Pour leur deuxième disque, Bon Iver joue le contrepied. Le groupe / projet de Justin Vernon (plus Mike Noyce et Sean Carey) était devenu chouchou de l'indie-folk connectée au net avec "For Emma, forever ago" (2008), nu comme l'écorce des arbres entourant la cabane au fond des bois qui a vu son enregistrement. Sobrement intitulé "Bon Iver", ce nouveau Lp enfile une doudoune cotonneuse et se promène dans autant de lieux que de chansons – une manière de solder le compte de "For Emma" ?

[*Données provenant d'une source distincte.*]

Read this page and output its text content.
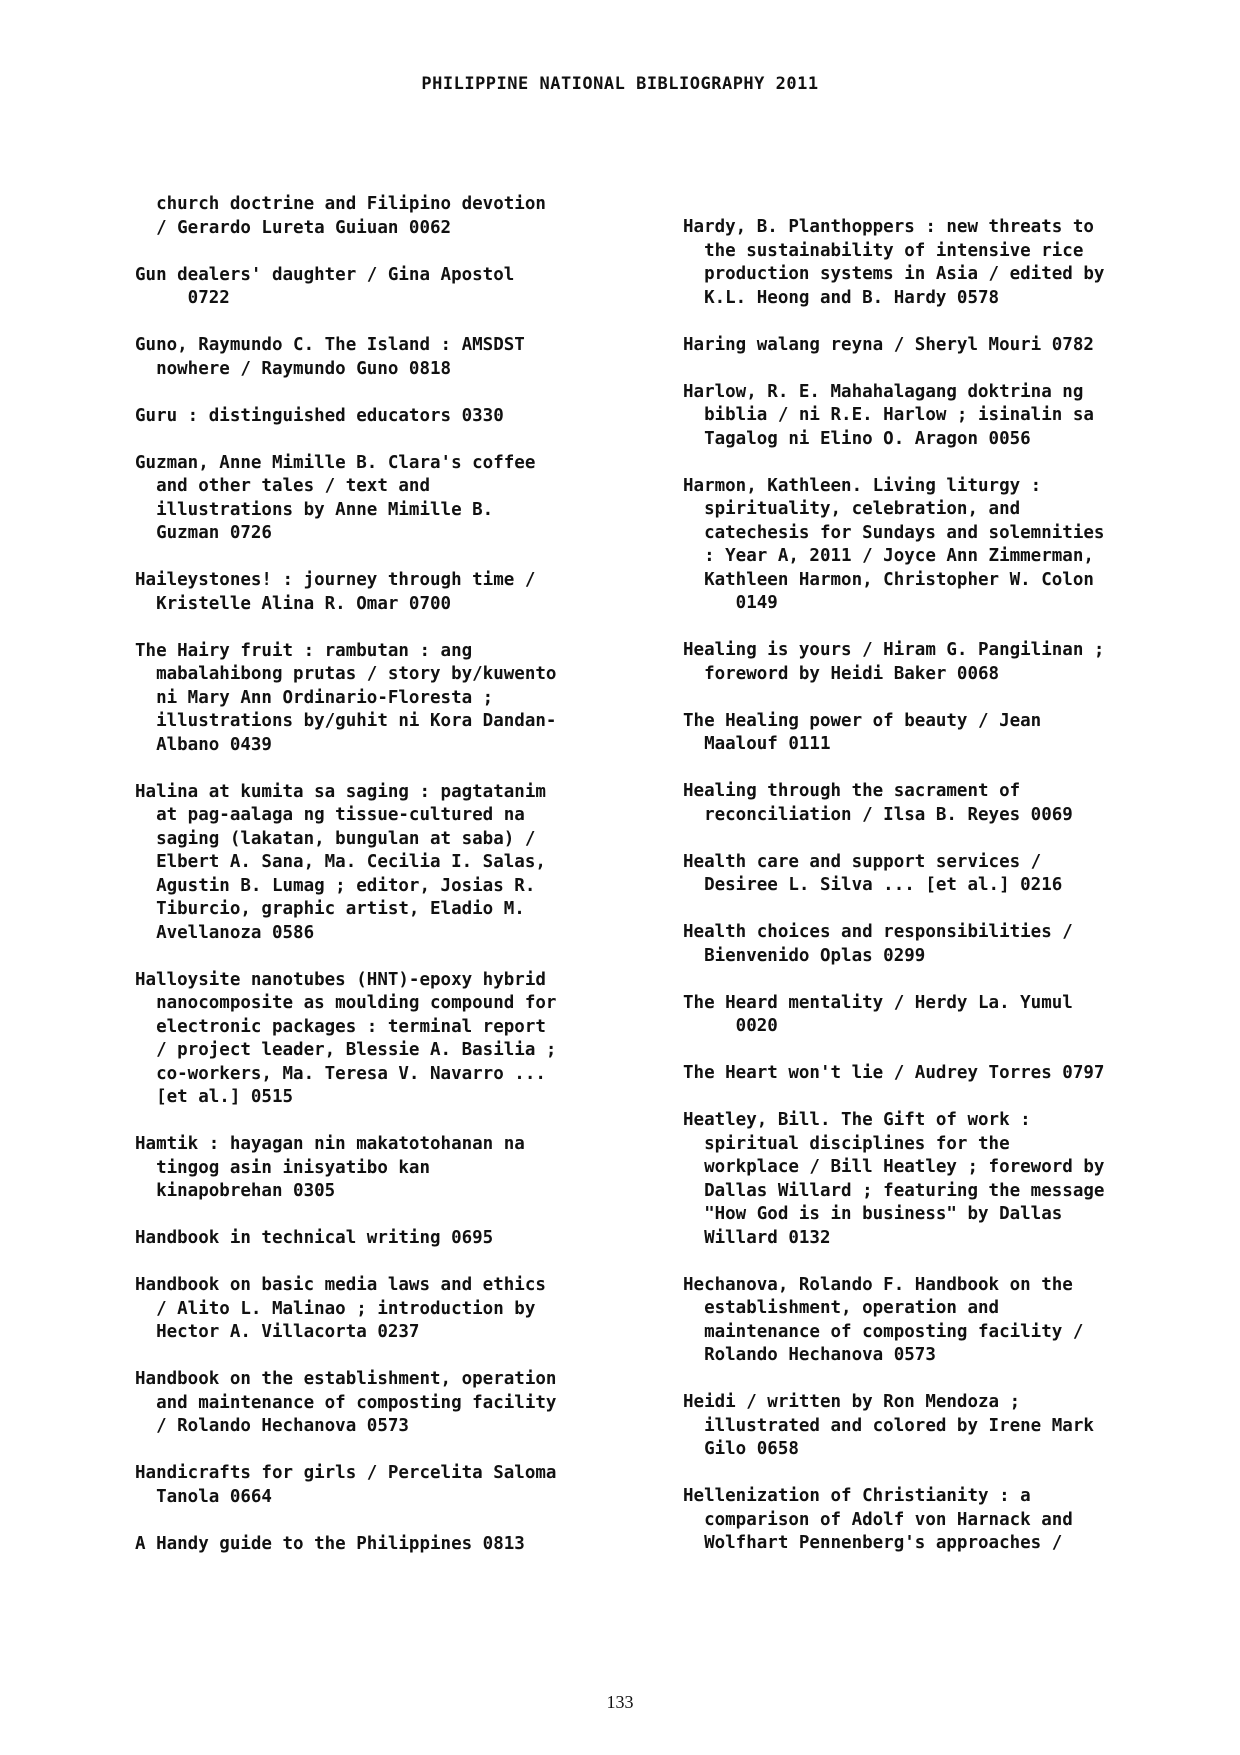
PHILIPPINE NATIONAL BIBLIOGRAPHY 2011

church doctrine and Filipino devotion
/ Gerardo Lureta Guiuan 0062

Gun dealers' daughter / Gina Apostol
0722

Guno, Raymundo C. The Island : AMSDST
nowhere / Raymundo Guno 0818

Guru : distinguished educators 0330

Guzman, Anne Mimille B. Clara's coffee
and other tales / text and
illustrations by Anne Mimille B.
Guzman 0726

Haileystones! : journey through time /
Kristelle Alina R. Omar 0700

The Hairy fruit : rambutan : ang
mabalahibong prutas / story by/kuwento
ni Mary Ann Ordinario-Floresta ;
illustrations by/guhit ni Kora Dandan-
Albano 0439

Halina at kumita sa saging : pagtatanim
at pag-aalaga ng tissue-cultured na
saging (lakatan, bungulan at saba) /
Elbert A. Sana, Ma. Cecilia I. Salas,
Agustin B. Lumag ; editor, Josias R.
Tiburcio, graphic artist, Eladio M.
Avellanoza 0586

Halloysite nanotubes (HNT)-epoxy hybrid
nanocomposite as moulding compound for
electronic packages : terminal report
/ project leader, Blessie A. Basilia ;
co-workers, Ma. Teresa V. Navarro ...
[et al.] 0515

Hamtik : hayagan nin makatotohanan na
tingog asin inisyatibo kan
kinapobrehan 0305

Handbook in technical writing 0695

Handbook on basic media laws and ethics
/ Alito L. Malinao ; introduction by
Hector A. Villacorta 0237

Handbook on the establishment, operation
and maintenance of composting facility
/ Rolando Hechanova 0573

Handicrafts for girls / Percelita Saloma
Tanola 0664

A Handy guide to the Philippines 0813

Hardy, B. Planthoppers : new threats to
the sustainability of intensive rice
production systems in Asia / edited by
K.L. Heong and B. Hardy 0578

Haring walang reyna / Sheryl Mouri 0782

Harlow, R. E. Mahahalagang doktrina ng
biblia / ni R.E. Harlow ; isinalin sa
Tagalog ni Elino O. Aragon 0056

Harmon, Kathleen. Living liturgy :
spirituality, celebration, and
catechesis for Sundays and solemnities
: Year A, 2011 / Joyce Ann Zimmerman,
Kathleen Harmon, Christopher W. Colon
0149

Healing is yours / Hiram G. Pangilinan ;
foreword by Heidi Baker 0068

The Healing power of beauty / Jean
Maalouf 0111

Healing through the sacrament of
reconciliation / Ilsa B. Reyes 0069

Health care and support services /
Desiree L. Silva ... [et al.] 0216

Health choices and responsibilities /
Bienvenido Oplas 0299

The Heard mentality / Herdy La. Yumul
0020

The Heart won't lie / Audrey Torres 0797

Heatley, Bill. The Gift of work :
spiritual disciplines for the
workplace / Bill Heatley ; foreword by
Dallas Willard ; featuring the message
"How God is in business" by Dallas
Willard 0132

Hechanova, Rolando F. Handbook on the
establishment, operation and
maintenance of composting facility /
Rolando Hechanova 0573

Heidi / written by Ron Mendoza ;
illustrated and colored by Irene Mark
Gilo 0658

Hellenization of Christianity : a
comparison of Adolf von Harnack and
Wolfhart Pennenberg's approaches /

133
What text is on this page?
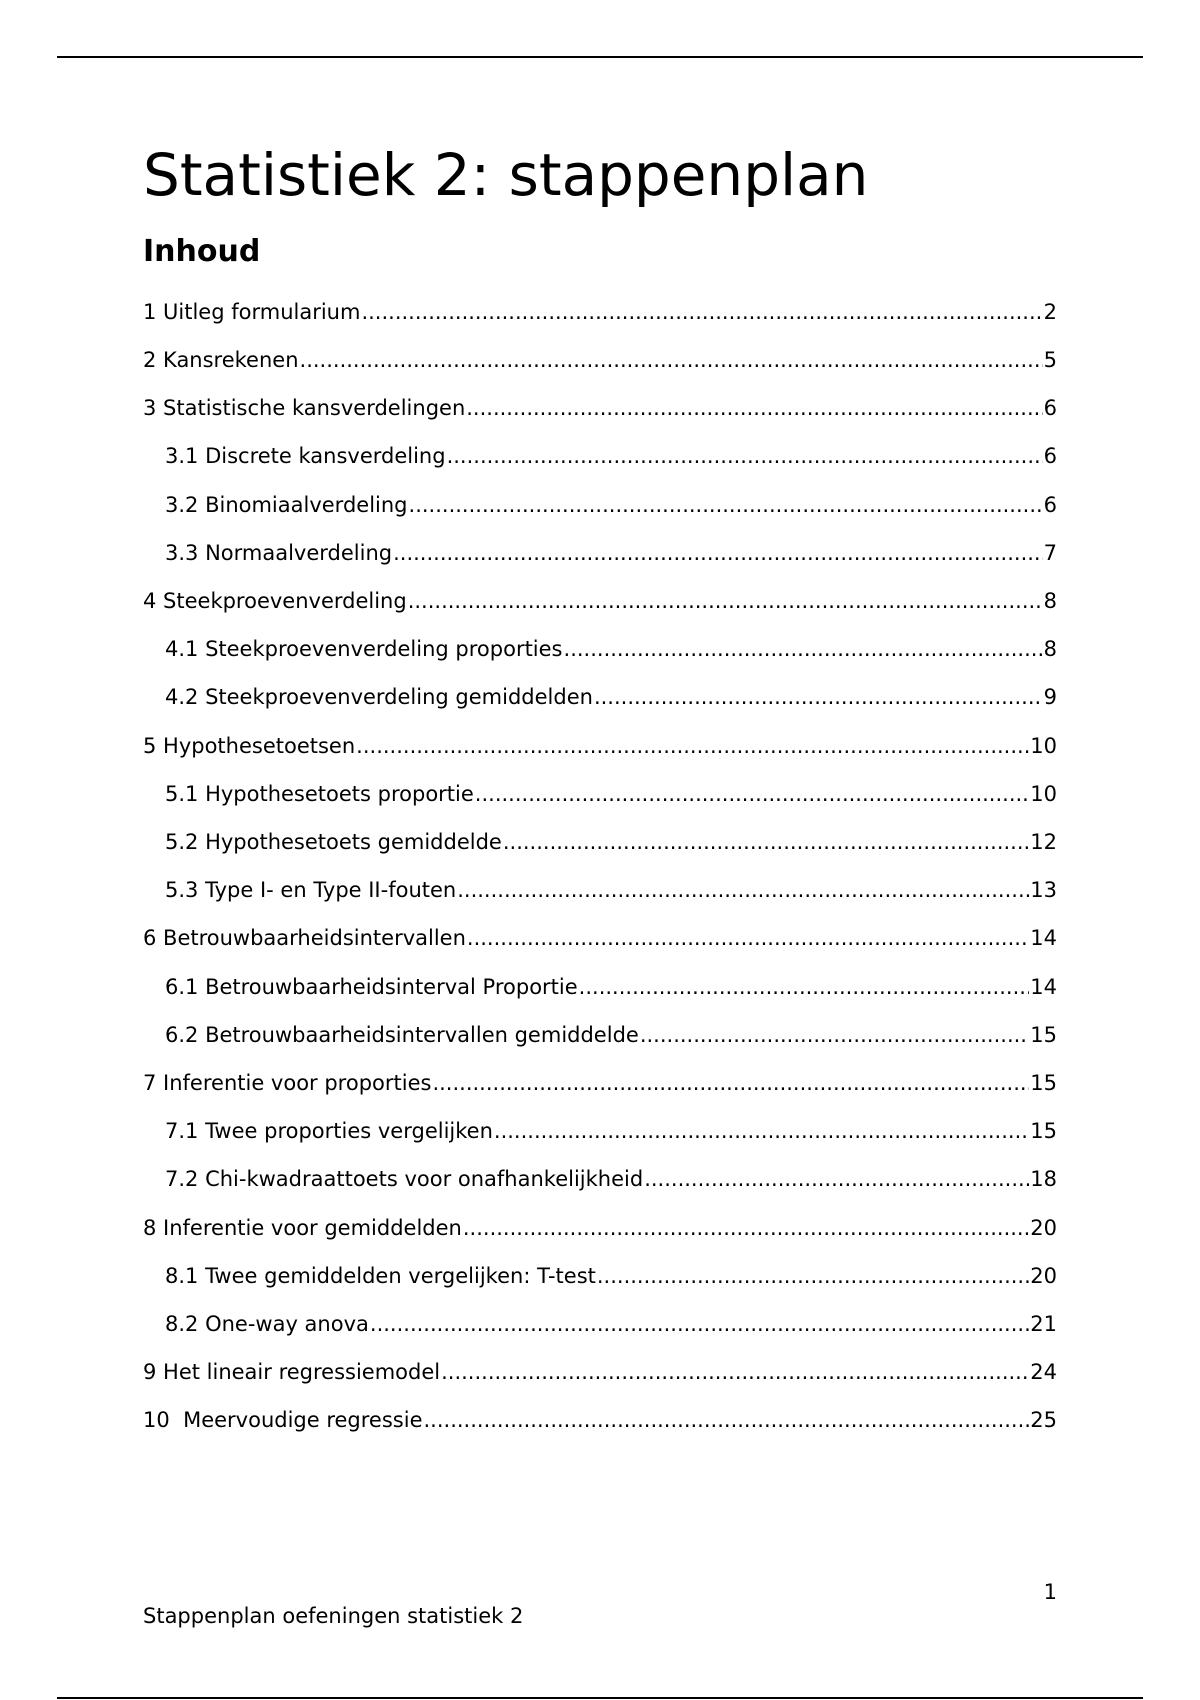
Statistiek 2: stappenplan
Inhoud
1 Uitleg formularium .....	2
2 Kansrekenen .....	5
3 Statistische kansverdelingen .....	6
3.1 Discrete kansverdeling .....	6
3.2 Binomiaalverdeling .....	6
3.3 Normaalverdeling .....	7
4 Steekproevenverdeling .....	8
4.1 Steekproevenverdeling proporties .....	8
4.2 Steekproevenverdeling gemiddelden .....	9
5 Hypothesetoetsen .....	10
5.1 Hypothesetoets proportie .....	10
5.2 Hypothesetoets gemiddelde .....	12
5.3 Type I- en Type II-fouten .....	13
6 Betrouwbaarheidsintervallen .....	14
6.1 Betrouwbaarheidsinterval Proportie .....	14
6.2 Betrouwbaarheidsintervallen gemiddelde .....	15
7 Inferentie voor proporties .....	15
7.1 Twee proporties vergelijken .....	15
7.2 Chi-kwadraattoets voor onafhankelijkheid .....	18
8 Inferentie voor gemiddelden .....	20
8.1 Twee gemiddelden vergelijken: T-test .....	20
8.2 One-way anova .....	21
9 Het lineair regressiemodel .....	24
10  Meervoudige regressie .....	25
1
Stappenplan oefeningen statistiek 2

"Perth" pose d'emblée quelques bases autour desquelles "Bon Iver" va plus ou moins mollement s'aventurer : des arpèges de guitare électrique résonnant dans le vide, des voix dont une de tête pour un effet d'aspiration verticale et une gestion des temps calmes et pleins. Vernon appelle dans plus d'un titre des univers musicaux éloignés les uns des autres, comme par exemple la rythmique de tambour-major sur ce même "Perth" remplacée ensuite par une batterie à double (voire triple !) pédalier comme dans le metal. La musique de Bon Iver est un peu mutante, corrigeant son folk à coup de field recordings électroniques, utilisant des cuivres et des cordes (le banjo) mais passant la voix au travers de filtres déshumanisants (notamment l'autotune sur le Ep "Blood bank"). C'est justement la voix qui (me) pose problème, haut perchée dans un falsetto continu, genre Bee Gees compatible blogosphère – créature curieuse, maniérée et recherchant les effets. Passé le décodage de la chanson d'ouverture, les titres ("Towers", "Hinnom TX.", Lisbon OH."...) s'enchaînent sans laisser d'autre trace dans la mémoire qu'une seule et même ambiance monotone... jusqu'à "Beth_Rest", ultime maniérisme dont on jurerait qu'il a été composé par Eric Serra période "Subway" ou "Le grand bleu" ! C'est paradoxalement ici, dans ce moment le plus déterritorialisé possible, également inhabitable et inconfortable, que l'on trouve un peu d'intérêt à "Bon Iver".
"Bon Iver" appartiendra à ceux qui aiment se forcer à rentrer dans un disque. Les autres, jusqu'ici indifférents à l'approche un peu ésotérique de Justin Vernon (voir son disque avec Volcano Choir), ne changeront pas d'avis.